If you had a SVN repo set up for a script, like a shopping cart, how would you handle a site that will use the cart, but contain custom features as well? You need source control on the custom parts, so you add a new repo. Do you copy the script repo to the site-specific one? If you do and bug fixes are applied to the script, you would also have to apply them to this project. Would it be better to have a custom build script that gets code from 2 locations? That would only work if the code being modified isn't part of the first repo.
+3
A:
For this I would use an external. This is really what it's for.
Excerpt:
Sometimes it is useful to construct a working copy that is made out of a number of different checkouts. For example, you may want different subdirectories to come from different locations in a repository, or perhaps from different repositories altogether.
Fortunately, Subversion provides support for externals definitions. An externals definition is a mapping of a local directory to the URL—and possibly a particular revision—of a versioned resource. In Subversion, you declare externals definitions in groups using the
svn:externals
property.
In your case, you will have the cart project as an external to the custom project.
MPelletier
2010-10-05 16:24:19
Would changing the log in method on the cart to work with the custom features get checked back in to the original location?
SJaguar13
2010-10-05 17:03:08
This is where you have to arrange your projects to support this. As I understand it your cart is your common project. Think of this as a function library or a dll of some kind. It's used by your customisation, but also potentially other projects. Your cart library will have the basics, and your custom project will have its specifics (i.e. customisations). If you modify something in your cart project, it has to be general, it has to serve all other projects. Once you have this set up, your custom project will have inside the cart project, and modification to the cart can be committed from there
MPelletier
2010-10-05 17:50:15
What if you are overriding something?

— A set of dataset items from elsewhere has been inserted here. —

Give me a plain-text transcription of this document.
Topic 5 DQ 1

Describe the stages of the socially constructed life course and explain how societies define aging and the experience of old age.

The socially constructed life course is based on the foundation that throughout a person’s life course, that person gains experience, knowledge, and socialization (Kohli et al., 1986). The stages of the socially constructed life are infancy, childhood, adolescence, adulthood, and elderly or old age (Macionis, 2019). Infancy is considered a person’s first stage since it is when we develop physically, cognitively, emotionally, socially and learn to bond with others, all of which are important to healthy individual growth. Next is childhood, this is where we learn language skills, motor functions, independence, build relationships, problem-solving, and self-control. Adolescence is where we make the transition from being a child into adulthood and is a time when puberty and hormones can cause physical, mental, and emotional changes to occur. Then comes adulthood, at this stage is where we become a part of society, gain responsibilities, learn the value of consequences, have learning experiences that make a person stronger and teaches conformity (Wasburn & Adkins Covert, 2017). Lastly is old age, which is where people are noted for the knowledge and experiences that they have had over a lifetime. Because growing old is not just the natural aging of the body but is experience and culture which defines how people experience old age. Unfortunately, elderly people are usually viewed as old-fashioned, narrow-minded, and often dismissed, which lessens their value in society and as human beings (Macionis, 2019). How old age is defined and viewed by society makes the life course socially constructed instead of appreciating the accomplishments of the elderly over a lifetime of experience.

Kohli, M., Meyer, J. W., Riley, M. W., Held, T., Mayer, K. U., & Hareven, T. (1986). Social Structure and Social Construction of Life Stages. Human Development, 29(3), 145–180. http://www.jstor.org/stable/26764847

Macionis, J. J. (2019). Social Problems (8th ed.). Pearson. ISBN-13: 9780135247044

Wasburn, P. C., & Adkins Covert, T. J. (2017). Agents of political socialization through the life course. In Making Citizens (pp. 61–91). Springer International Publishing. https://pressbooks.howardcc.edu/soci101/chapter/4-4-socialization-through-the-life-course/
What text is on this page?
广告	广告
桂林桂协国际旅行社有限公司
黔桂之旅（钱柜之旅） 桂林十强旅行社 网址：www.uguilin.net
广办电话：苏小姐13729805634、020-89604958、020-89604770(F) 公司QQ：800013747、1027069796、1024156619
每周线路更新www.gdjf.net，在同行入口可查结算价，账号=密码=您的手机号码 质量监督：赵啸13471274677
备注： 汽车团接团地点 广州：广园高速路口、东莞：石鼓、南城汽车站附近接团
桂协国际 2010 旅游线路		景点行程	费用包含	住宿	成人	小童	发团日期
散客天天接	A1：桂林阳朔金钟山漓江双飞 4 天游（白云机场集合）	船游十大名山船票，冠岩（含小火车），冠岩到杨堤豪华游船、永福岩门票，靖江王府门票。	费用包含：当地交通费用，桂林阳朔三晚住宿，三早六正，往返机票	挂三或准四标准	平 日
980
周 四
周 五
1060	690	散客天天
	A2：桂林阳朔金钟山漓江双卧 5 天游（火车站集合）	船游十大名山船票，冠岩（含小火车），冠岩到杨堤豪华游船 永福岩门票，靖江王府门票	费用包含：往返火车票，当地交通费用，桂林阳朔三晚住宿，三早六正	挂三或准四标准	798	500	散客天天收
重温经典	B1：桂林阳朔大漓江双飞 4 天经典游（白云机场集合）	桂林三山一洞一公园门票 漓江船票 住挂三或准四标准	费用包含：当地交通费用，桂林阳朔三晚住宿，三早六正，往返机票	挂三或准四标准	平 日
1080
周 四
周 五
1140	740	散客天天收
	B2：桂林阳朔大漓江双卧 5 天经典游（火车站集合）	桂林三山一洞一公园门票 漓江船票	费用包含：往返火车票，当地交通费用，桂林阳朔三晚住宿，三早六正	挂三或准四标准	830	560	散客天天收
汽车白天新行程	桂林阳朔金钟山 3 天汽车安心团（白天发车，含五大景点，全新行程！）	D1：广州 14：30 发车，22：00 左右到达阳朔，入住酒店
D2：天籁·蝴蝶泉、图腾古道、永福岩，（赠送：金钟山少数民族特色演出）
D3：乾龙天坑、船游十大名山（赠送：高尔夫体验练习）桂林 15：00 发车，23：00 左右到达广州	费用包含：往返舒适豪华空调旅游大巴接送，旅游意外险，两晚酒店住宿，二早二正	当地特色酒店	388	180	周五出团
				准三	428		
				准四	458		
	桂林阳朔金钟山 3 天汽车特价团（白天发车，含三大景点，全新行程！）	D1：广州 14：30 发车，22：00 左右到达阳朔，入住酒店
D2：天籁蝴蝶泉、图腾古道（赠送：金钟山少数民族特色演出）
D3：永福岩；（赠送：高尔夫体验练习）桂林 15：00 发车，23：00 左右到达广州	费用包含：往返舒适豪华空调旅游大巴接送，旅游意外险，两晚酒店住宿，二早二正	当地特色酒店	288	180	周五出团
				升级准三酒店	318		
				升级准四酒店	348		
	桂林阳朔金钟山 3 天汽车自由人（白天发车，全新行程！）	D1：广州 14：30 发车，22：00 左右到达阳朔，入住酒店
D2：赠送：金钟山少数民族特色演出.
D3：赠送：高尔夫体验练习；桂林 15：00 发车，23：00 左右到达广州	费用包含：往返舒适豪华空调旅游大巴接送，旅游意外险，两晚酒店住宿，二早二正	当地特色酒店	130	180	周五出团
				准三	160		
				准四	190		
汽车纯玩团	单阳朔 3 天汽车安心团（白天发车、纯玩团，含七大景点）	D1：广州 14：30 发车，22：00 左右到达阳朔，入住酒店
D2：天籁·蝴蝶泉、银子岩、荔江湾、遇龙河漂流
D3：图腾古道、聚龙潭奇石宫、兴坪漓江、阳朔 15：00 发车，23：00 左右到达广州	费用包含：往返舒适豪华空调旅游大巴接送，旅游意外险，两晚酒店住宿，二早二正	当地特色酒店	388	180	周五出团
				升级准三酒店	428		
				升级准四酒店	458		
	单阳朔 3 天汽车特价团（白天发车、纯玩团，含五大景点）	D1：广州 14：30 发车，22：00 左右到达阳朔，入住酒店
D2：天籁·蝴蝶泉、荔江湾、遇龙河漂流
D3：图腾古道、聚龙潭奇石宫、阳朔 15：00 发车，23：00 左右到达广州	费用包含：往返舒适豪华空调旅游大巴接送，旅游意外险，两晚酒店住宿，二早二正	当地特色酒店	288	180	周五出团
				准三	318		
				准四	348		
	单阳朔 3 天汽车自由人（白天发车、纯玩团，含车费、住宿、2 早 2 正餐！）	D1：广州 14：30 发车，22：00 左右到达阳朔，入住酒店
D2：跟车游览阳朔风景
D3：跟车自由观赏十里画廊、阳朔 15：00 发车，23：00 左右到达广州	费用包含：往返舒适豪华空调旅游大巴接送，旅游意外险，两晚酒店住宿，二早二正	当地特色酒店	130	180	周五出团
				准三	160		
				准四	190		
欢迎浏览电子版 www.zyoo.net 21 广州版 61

The original needs to stay, but the project needs the modified version.
SJaguar13
2010-10-05 18:28:06
That's highly dependant on your platform at that point. An external is a pointer to another project (or part of another or same project) to make it look like it only belongs to your current one. If you commit changes on the external, it changes the project at the other end of `svn:external`. Several languages will have a way to override functions and inherit classes that will work well with this, but admittedly not all.